Training workers and assuring their reliable performance of critical tasks is one of nine elements in the RBPS pillar of managing risk. In the context of process safety management systems, this chapter describes the meaning of training, the attributes of a good training system, and the steps an organization might take to implement a robust training program. Section 14.2 describes the key principles and essential features of a management system for this element. Section 14.3 lists work activities that support these essential features, and presents a range of approaches that might be appropriate for each work activity, depending on perceived risk, resources, and organizational culture. Sections 14.4 through 14.6 include (1) ideas for improving the effectiveness of management systems and specific programs that support this element, (2) metrics that could be used to monitor this element, and (3) issues that may be appropriate for management review.
What Is It?
Training is practical instruction in job and task requirements and methods. It may be provided in a classroom or workplace, and its objective is to enable workers to meet some minimum initial performance standards, to maintain their proficiency, or to qualify them for promotion to a more demanding position. Performance assurance is the means by which workers demonstrate that they have understood the training and can apply it in practical situations. Performance assurance is an ongoing process to ensure that workers meet performance standards and to identify where additional training is required.
Why Is It Important?
A consistently high level of human performance is a critical aspect of any process safety program; indeed, a less than adequate level of human performance will adversely impact all aspects of operations. Without an adequate training and performance assurance program, a facility can have no confidence that work tasks will be consistently completed to minimum acceptable standards, in accordance with accepted procedures and practices.
Where/When Is It Done?
Training takes place both in the workplace and the classroom, and it should be completed before a worker is allowed to work independently in a specific job position. Refresher training is provided on an ongoing basis thereafter as needed. Ideally, training is based on needs analyses that define the minimum acceptable knowledge, skills, and abilities (KSAs) required for a worker in a specific position. These analyses also include any requirements imposed by regulations, codes, industry standards, or company policies. The training program should then be developed to bridge the gap between what is demanded of a qualified job applicant (e.g., basic reading and writing skills) and what is required to succeed in a specific job. The performance assurance system then tests the trained workers initially, and periodically thereafter, to demonstrate that they possess the required KSAs and are qualified to work independently.
Who Does It?
Each work group should define the KSAs necessary to work successfully in their department. A human resources group often manages the overall process because it affects hiring, job placement, and retention
decisions. A department or designated individual(s) usually plans and coordinates training activities. The training itself is typically conducted by subject matter experts (SMEs) or outside specialists who have been trained and qualified as trainers. Qualified peers, trainers, managers, human resource personnel, or third parties, depending on the exact nature of the testing, may conduct performance assurance testing.

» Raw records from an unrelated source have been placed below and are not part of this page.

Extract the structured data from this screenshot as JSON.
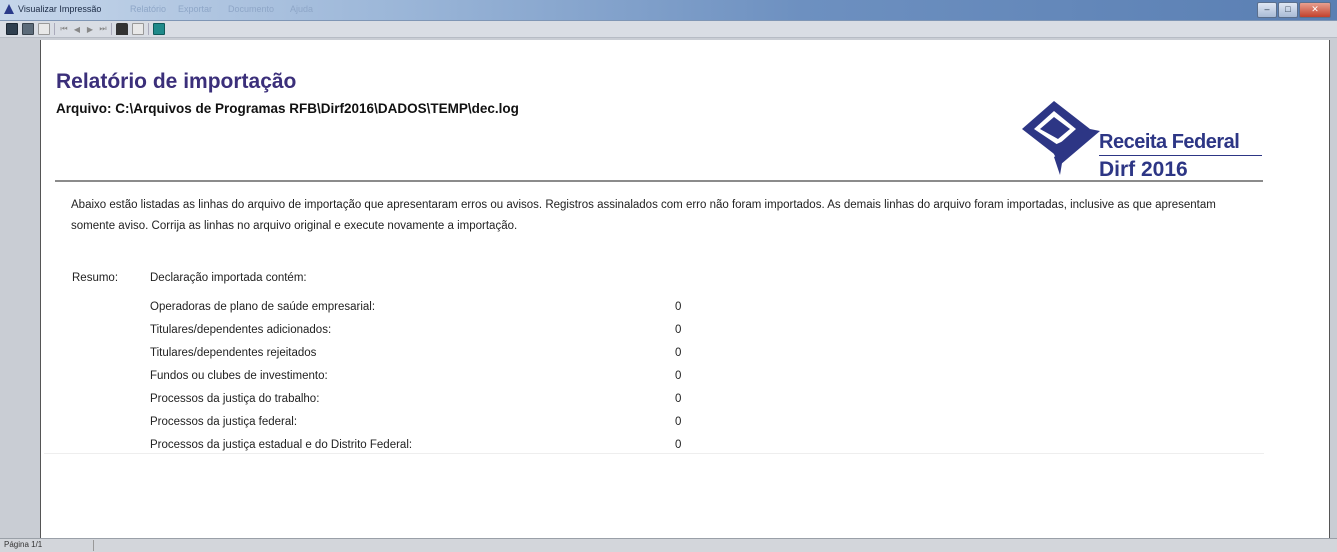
{
  "window": {
    "title": "Visualizar Impressão",
    "title_ghost": [
      "Relatório",
      "Exportar",
      "Documento",
      "Ajuda"
    ],
    "controls": {
      "minimize": "–",
      "maximize": "□",
      "close": "✕"
    }
  },
  "toolbar": {
    "nav": {
      "first": "⏮",
      "prev": "◀",
      "next": "▶",
      "last": "⏭"
    }
  },
  "report": {
    "title": "Relatório de importação",
    "file_line": "Arquivo: C:\\Arquivos de Programas RFB\\Dirf2016\\DADOS\\TEMP\\dec.log",
    "intro": "Abaixo estão listadas as linhas do arquivo de importação que apresentaram erros ou avisos. Registros assinalados com erro não foram importados. As demais linhas do arquivo foram importadas, inclusive as que apresentam somente aviso. Corrija as linhas no arquivo original e execute novamente a importação.",
    "resumo_label": "Resumo:",
    "resumo_heading": "Declaração importada contém:",
    "rows": [
      {
        "label": "Operadoras de plano de saúde empresarial:",
        "value": "0"
      },
      {
        "label": "Titulares/dependentes adicionados:",
        "value": "0"
      },
      {
        "label": "Titulares/dependentes rejeitados",
        "value": "0"
      },
      {
        "label": "Fundos ou clubes de investimento:",
        "value": "0"
      },
      {
        "label": "Processos da justiça do trabalho:",
        "value": "0"
      },
      {
        "label": "Processos da justiça federal:",
        "value": "0"
      },
      {
        "label": "Processos da justiça estadual e do Distrito Federal:",
        "value": "0"
      }
    ]
  },
  "logo": {
    "line1": "Receita Federal",
    "line2": "Dirf 2016",
    "color": "#2d3685"
  },
  "status": {
    "page": "Página 1/1"
  }
}
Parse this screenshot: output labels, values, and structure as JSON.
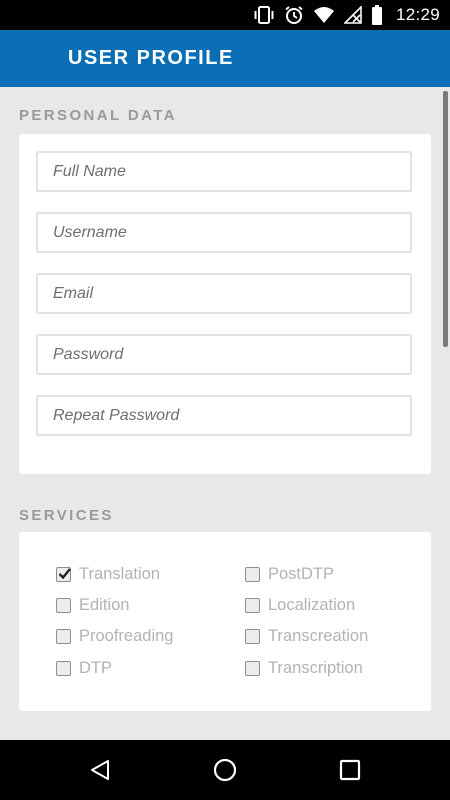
{
  "status_bar": {
    "time": "12:29",
    "icons": [
      "vibrate-icon",
      "alarm-icon",
      "wifi-icon",
      "no-signal-icon",
      "battery-icon"
    ]
  },
  "app_bar": {
    "title": "USER PROFILE",
    "color": "#0a6eb7"
  },
  "personal_data": {
    "title": "PERSONAL DATA",
    "fields": [
      {
        "placeholder": "Full Name",
        "value": ""
      },
      {
        "placeholder": "Username",
        "value": ""
      },
      {
        "placeholder": "Email",
        "value": ""
      },
      {
        "placeholder": "Password",
        "value": ""
      },
      {
        "placeholder": "Repeat Password",
        "value": ""
      }
    ]
  },
  "services": {
    "title": "SERVICES",
    "items": [
      {
        "label": "Translation",
        "checked": true
      },
      {
        "label": "Edition",
        "checked": false
      },
      {
        "label": "Proofreading",
        "checked": false
      },
      {
        "label": "DTP",
        "checked": false
      },
      {
        "label": "PostDTP",
        "checked": false
      },
      {
        "label": "Localization",
        "checked": false
      },
      {
        "label": "Transcreation",
        "checked": false
      },
      {
        "label": "Transcription",
        "checked": false
      }
    ]
  },
  "nav_bar": {
    "buttons": [
      "back-icon",
      "home-icon",
      "recents-icon"
    ]
  }
}
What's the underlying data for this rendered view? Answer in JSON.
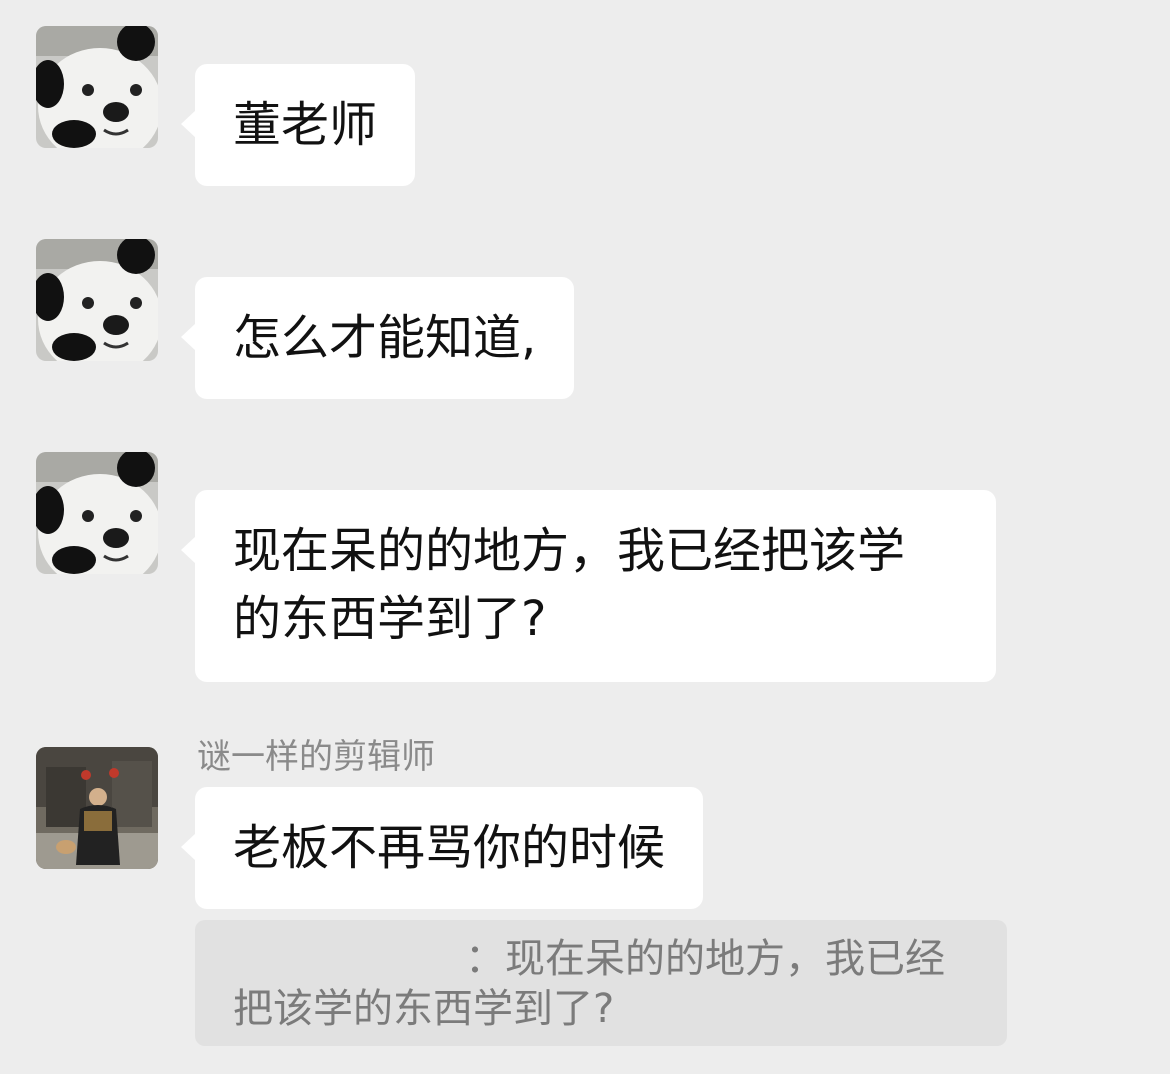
{
  "messages": [
    {
      "sender": "",
      "text": "董老师",
      "avatar": "panda-dog-avatar"
    },
    {
      "sender": "",
      "text": "怎么才能知道,",
      "avatar": "panda-dog-avatar"
    },
    {
      "sender": "",
      "lines": [
        "现在呆的的地方，我已经把该学",
        "的东西学到了?"
      ],
      "avatar": "panda-dog-avatar"
    },
    {
      "sender": "谜一样的剪辑师",
      "text": "老板不再骂你的时候",
      "avatar": "person-photo-avatar"
    }
  ],
  "quote": {
    "line1": "：现在呆的的地方，我已经",
    "line2": "把该学的东西学到了?"
  }
}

What Is the Anticipated Work Product?
The output of this activity is a set of job performance standards and a list of initial and ongoing training needs for each job position. A set of training materials should be developed for each training need that will be met by internal resources. For other training needs, a list of approved suppliers should be developed. A training record should be provided for each worker showing that person’s training needs, the dates on which initial training and any refresher training was satisfactorily completed, and a schedule of future training classes. In addition, the work group should document an appropriate approach for verifying performance and provide examiners with the resources (model tests, observation checklists, etc.) necessary to test workers. Outputs of the training element can also be used to facilitate the performance of other elements. For example, teaching employees about company history will reinforce the culture element, and teaching employees to recognize hazards will improve the risk, management of change, and operations elements.
How Is It Done?
To develop an effective set of training materials, start by identifying the jobs and tasks that must be performed. Once the tasks are identified, determine the KSAs for personnel who will be assigned to perform the task, and the KSAs of individuals qualified to apply for the job. Then identify the gaps and develop or procure training materials and programs that will enable workers to achieve the required KSAs. Also, use the list of required KSAs to develop testing methods that will reasonably ensure that workers have the required performance competencies. Finally, validate the training approach and develop acceptable norms for new workers by testing workers who are currently considered qualified.